A avaliação foi divulgada nesta sexta-feira (9) pela consultoria internacional Capital Economics. Segundo a instituição, a trajetória recente da inflação cria margem para uma flexibilização monetária, ainda que o ambiente doméstico siga exigindo cautela por parte da autoridade monetária.
De um lado, o mercado de trabalho continua aquecido, fator que tradicionalmente preocupa o Banco Central por seu potencial de pressionar preços, enquanto os núcleos de inflação seguem em patamar elevado. De outro, indicadores recentes de atividade econômica apontam perda de dinamismo. O índice de atividade do próprio Banco Central registrou contração pelo segundo mês consecutivo em outubro, sinalizando enfraquecimento do ritmo econômico.

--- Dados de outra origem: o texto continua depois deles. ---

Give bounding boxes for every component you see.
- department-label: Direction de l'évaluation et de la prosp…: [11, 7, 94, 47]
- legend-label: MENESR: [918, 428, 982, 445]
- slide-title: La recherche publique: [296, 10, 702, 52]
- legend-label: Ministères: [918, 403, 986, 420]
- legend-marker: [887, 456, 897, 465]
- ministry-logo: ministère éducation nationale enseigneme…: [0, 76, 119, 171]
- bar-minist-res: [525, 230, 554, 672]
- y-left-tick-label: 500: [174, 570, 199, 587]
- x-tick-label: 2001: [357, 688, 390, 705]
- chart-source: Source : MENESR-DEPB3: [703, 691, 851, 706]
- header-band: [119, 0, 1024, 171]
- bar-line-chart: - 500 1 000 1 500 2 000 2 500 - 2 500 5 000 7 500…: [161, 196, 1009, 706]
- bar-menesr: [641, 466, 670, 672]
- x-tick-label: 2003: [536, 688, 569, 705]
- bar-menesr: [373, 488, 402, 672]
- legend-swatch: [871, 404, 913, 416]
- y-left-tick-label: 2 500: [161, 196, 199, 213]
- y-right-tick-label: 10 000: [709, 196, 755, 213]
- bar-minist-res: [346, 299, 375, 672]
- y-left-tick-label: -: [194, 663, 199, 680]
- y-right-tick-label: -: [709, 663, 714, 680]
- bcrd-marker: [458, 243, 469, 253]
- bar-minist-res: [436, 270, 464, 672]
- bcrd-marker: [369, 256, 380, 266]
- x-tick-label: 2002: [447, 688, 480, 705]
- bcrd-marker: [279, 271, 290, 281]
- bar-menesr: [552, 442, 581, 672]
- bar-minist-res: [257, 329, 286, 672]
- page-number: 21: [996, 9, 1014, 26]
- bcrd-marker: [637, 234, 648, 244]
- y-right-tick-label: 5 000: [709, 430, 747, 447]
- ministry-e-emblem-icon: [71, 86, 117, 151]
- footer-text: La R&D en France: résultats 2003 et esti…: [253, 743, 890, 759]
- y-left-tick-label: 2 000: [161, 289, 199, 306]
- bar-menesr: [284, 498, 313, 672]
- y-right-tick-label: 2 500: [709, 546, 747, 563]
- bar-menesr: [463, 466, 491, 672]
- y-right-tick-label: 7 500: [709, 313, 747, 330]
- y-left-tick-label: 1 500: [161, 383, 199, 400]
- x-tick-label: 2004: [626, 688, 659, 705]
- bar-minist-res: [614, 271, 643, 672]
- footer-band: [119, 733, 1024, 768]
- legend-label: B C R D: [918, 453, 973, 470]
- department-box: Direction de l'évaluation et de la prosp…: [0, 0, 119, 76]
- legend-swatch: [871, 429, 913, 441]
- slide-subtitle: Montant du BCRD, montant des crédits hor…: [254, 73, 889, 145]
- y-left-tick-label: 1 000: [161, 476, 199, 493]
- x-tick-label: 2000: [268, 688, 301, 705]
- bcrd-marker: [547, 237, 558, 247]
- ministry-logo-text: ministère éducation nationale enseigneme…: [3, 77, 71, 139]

Para a Capital Economics, o debate não se restringe apenas ao momento exato do primeiro corte. A economista para Mercados Emergentes da consultoria, Kimberley Sperrfechter, avalia que, uma vez iniciado o ciclo de afrouxamento monetário, a queda dos juros tende a ser mais intensa do que o mercado projeta atualmente. “Mas, independentemente de o primeiro corte se materializar este mês ou na reunião de março, o quadro maior é que, uma vez iniciado o ciclo de afrouxamento, a taxa Selic provavelmente cairá mais do que a maioria espera este ano”, afirmou a economista no relatório.
A leitura mais favorável da inflação também se apoia na composição do IPCA de dezembro, que avançou 0,33% na comparação mensal. O dado revelou uma desaceleração expressiva dos preços de alimentos, cuja inflação acumulada em 12 meses recuou para 2,9%, o menor nível em quase dois anos. O grupo de vestuário também apresentou variação mais contida.
Esses movimentos ajudaram a compensar a pressão registrada em outras categorias do índice, contribuindo para um quadro inflacionário menos disseminado ao fim do ano. Na avaliação da consultoria, esse comportamento reforça o argumento de que a política monetária pode começar a ser ajustada, ainda que o processo deva ocorrer com atenção redobrada aos riscos internos.